Trotman, who said she too was hurt by the beating her brother received at times when he asked people for money, explained that she also took him to her home, cleaned him up, and asked him to stay away from the streets.
She said her heart was also broken the day Best admitted to her “I don’t smoke marijuana anymore, I does use cocaine”.
“I remember the first years that he was like that I cried every time I saw him. Until one day I was crying and he said to me ‘Pat stop crying’. But we never left him out. We would go into town, he would hug you, he would kiss you and people would pass and want to know why you letting him touch you and hug you. My family looked out for him. He was loved. He was very polite and the older he got he became quieter.”
As she prepares to bury her mother on Saturday, and set a date for her brother’s farewell, Trotman made an appeal to parents to encourage their children to stay away from drugs and alcohol.
“I myself used drugs with him because he was the first one to introduce me to marijuana. I had my time too but I guess I was the stronger one and I decided I am not doing this anymore and walked away.
“But what I would say to parents too is be involved with your children. Search their stuff as long as they are living at you. Get involved with their friends and listen to their conversations. Do not ever take anything for granted. This is advice that I would give to every parent because I know what my brother and I did,” she said.

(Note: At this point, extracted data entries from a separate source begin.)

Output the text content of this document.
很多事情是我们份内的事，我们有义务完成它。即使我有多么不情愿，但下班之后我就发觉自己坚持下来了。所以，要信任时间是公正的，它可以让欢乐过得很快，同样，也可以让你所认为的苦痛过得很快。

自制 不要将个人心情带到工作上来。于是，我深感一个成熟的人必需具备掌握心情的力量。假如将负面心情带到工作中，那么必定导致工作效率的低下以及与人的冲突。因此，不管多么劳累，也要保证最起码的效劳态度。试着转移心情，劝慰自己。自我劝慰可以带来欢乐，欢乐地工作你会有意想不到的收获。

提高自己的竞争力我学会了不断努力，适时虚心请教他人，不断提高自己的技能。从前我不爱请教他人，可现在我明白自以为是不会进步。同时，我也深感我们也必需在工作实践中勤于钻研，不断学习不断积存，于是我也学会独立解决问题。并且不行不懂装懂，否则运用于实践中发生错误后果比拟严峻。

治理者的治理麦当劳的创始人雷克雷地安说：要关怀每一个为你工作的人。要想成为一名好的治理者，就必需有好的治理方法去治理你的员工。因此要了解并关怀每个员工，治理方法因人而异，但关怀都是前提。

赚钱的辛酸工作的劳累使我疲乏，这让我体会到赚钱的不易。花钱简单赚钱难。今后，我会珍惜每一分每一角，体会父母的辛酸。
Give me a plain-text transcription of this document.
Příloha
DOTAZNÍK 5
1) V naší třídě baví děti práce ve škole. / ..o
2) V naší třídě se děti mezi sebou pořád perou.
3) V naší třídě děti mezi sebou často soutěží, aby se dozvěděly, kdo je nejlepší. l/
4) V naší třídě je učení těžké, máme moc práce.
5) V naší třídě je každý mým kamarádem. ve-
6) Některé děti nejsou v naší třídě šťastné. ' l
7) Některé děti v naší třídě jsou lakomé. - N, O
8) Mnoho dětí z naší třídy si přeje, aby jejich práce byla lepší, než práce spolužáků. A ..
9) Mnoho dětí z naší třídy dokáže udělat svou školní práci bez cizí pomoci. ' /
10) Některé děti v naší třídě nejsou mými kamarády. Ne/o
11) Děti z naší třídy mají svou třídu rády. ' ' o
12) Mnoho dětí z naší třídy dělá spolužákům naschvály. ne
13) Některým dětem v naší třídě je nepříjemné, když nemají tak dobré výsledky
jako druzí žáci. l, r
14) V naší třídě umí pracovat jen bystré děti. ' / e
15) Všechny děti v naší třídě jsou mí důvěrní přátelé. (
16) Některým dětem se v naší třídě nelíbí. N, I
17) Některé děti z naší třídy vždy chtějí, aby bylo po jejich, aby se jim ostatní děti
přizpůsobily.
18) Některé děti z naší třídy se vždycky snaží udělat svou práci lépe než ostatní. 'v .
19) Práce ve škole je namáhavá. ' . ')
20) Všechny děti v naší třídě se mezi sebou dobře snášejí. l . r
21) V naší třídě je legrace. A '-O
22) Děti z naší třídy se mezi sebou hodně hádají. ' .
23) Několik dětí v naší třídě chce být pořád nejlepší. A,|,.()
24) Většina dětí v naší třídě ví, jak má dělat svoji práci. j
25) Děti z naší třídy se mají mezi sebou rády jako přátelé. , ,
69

“My father was a cigarette smoker and my brother and I would steal our father’s cigarettes and when he lit his cigarette we would light one too because we said he can’t smell the smoke. So we as parents now need to be very serious and cautious because times have changed.
Trotman said Best, who attended Wesley Hall Primary and St Leonard’s Boys died in The City. She said a postmortem was to be conducted sometime this week to determine the cause of his death.
“He lived on the streets and he died on the streets. But people see people and we don’t know their life or we don’t know what happened. We judge. But it is not good to judge because we do not know what will happen to our lives.”